There are times when taking advantage of native scrolling makes sense and other times when you should rely on using the default Kendo UI emulated scrolling.

Advantages of Native Scrolling:

  • The native scroller is much faster than JavaScript and CSS-based scrolling solutions.
  • Most mobile platforms automatically hide address bars and tab bar components when a user scrolls (which is enabled when using the native scroller).
  • On Android 2.2, HTML 5 form elements can get wonky when JavaScript-based scrolling is used, but work great with native scrolling.

Disadvantages of Native Scrolling:

  • If you are using Kendo UI features which depend on JavaScript-based scrolling (i.e. pull to refresh, press to load more, etc), those won’t work with native scrolling.
  • Tablet-specific widgets such as popover and splitview are not supported.
  • The native scrolling “hint” is visible over the header/footer contents.
  • The Kendo UI drawer widget does not support content scrolling when using a native scroller.
  • If you scroll down in one view and navigate to another, the scroll position is saved. The scroll position can be reset by calling the scrollTo function in the view after-show event.

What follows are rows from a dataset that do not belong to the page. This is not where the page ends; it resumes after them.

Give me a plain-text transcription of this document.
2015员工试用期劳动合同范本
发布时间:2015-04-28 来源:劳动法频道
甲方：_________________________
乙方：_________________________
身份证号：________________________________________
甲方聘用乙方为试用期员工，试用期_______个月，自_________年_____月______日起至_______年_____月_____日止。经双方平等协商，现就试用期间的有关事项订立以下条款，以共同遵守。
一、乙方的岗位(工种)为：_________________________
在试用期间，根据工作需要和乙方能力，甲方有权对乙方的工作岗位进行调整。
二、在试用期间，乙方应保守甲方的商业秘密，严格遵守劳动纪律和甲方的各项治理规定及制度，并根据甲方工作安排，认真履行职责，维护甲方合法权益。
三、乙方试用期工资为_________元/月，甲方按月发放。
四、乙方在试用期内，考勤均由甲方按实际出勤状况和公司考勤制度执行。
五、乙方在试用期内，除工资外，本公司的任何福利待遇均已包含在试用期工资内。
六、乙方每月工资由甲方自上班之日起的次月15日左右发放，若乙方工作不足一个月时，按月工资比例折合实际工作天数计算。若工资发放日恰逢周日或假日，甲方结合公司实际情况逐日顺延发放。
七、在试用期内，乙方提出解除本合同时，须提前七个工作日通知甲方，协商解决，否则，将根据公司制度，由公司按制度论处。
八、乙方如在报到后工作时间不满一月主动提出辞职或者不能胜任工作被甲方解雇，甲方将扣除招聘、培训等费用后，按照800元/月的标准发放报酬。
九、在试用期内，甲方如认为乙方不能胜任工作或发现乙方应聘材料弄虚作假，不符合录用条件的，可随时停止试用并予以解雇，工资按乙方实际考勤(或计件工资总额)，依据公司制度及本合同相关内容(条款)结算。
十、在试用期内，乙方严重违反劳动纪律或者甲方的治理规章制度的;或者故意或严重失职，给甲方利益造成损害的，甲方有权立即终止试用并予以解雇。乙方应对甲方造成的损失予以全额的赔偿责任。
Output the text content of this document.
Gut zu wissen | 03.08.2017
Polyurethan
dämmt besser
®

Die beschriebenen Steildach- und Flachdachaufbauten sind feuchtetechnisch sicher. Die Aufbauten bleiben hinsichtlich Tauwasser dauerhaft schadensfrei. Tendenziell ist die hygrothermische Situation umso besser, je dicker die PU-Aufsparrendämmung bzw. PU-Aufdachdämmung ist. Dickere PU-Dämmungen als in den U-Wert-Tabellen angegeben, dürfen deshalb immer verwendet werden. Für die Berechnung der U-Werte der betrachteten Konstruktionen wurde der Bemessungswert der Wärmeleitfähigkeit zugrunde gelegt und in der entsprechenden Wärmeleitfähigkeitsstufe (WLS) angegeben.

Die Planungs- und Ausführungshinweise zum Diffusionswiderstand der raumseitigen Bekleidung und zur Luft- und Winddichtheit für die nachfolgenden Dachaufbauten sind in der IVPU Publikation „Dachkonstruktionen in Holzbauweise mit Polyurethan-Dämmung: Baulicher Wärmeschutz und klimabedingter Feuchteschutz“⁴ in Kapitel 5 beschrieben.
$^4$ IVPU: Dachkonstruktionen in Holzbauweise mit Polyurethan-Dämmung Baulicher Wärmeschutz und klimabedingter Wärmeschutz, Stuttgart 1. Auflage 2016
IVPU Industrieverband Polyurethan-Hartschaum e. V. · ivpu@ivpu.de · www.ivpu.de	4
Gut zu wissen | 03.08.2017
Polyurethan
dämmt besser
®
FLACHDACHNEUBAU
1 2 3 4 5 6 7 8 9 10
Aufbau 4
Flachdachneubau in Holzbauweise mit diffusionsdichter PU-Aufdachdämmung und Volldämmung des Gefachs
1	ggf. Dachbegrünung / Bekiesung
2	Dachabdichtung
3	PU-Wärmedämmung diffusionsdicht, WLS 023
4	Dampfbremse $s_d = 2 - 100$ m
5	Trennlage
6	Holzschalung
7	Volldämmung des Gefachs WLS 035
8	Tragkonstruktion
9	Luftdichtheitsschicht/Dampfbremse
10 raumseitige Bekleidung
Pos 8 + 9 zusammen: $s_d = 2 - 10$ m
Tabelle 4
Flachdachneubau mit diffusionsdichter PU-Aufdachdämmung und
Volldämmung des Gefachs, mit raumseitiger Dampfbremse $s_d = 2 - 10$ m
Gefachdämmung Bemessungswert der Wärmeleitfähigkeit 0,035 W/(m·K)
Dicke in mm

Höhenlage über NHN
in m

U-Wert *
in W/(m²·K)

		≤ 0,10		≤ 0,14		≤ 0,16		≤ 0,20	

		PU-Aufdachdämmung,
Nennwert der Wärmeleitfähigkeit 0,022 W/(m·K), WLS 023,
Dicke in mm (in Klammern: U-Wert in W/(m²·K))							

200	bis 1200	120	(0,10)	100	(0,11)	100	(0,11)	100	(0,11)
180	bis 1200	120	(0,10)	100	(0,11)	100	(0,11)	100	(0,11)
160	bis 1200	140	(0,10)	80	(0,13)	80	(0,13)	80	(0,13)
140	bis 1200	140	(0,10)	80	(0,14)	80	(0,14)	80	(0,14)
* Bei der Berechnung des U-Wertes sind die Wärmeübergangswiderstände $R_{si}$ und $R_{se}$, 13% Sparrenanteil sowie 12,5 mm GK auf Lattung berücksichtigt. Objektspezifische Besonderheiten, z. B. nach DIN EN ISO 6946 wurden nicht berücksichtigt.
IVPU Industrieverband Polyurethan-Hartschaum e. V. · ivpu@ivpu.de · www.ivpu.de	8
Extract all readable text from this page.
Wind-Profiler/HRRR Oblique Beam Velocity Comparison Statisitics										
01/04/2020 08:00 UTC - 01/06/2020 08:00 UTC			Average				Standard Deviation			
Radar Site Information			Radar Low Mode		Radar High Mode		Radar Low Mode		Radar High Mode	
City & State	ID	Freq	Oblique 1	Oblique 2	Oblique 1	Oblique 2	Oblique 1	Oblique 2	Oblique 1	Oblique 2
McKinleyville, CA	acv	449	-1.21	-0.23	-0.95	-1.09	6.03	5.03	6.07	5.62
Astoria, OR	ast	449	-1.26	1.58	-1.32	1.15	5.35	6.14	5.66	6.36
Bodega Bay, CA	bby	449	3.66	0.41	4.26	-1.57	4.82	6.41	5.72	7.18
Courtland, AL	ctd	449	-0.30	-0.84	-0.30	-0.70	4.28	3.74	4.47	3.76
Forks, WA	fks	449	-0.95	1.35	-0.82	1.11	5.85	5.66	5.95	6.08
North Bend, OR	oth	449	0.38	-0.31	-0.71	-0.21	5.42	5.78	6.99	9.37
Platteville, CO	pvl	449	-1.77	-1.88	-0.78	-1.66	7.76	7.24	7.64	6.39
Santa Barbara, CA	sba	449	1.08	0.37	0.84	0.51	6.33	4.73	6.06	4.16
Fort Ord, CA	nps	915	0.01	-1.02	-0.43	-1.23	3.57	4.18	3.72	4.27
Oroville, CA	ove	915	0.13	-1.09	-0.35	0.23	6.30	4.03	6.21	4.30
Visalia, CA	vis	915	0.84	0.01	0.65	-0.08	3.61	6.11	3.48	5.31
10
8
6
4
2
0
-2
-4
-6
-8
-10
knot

You can use native scrolling globally when initializing your app like so:

new kendo.mobile.Application(document.body, { useNativeScrolling: true });

Alternatively, you can add it to a single Kendo UI view with the data- attribute of: data-use-native-scrolling="true".

Other Tips and Tricks?

Do you have any Kendo UI or Telerik AppBuilder tips to share? If so, sound off in the comments!

Comments

  • trisys

    Fabulous tips and tricks article Rob. A few things in there for me to look into.

  • Wow! Awesome stuff, tons to look into for my apps. Thanks for sharing – would love more posts like this!

  • Nathan Prather

    This is awesome! Using Native Scroller is really helping one of pages that was quite slow to scroll before! Thanks!

  • Anil

    Thanks for these wonderful tips. Time to revisit the code!!

  • Dele Odufuye

    Nice tips. However, does “DON’T INITIALIZE A KENDO UI WIDGET TWICE!” affect performance? Especially listView example used.

  • Evan Wieland

    In tip No. 10, you suggest using the Spinner plugin to replace Kendo UI’s loader. What would be the best way to override the Kendo UI spinner show/hide methods?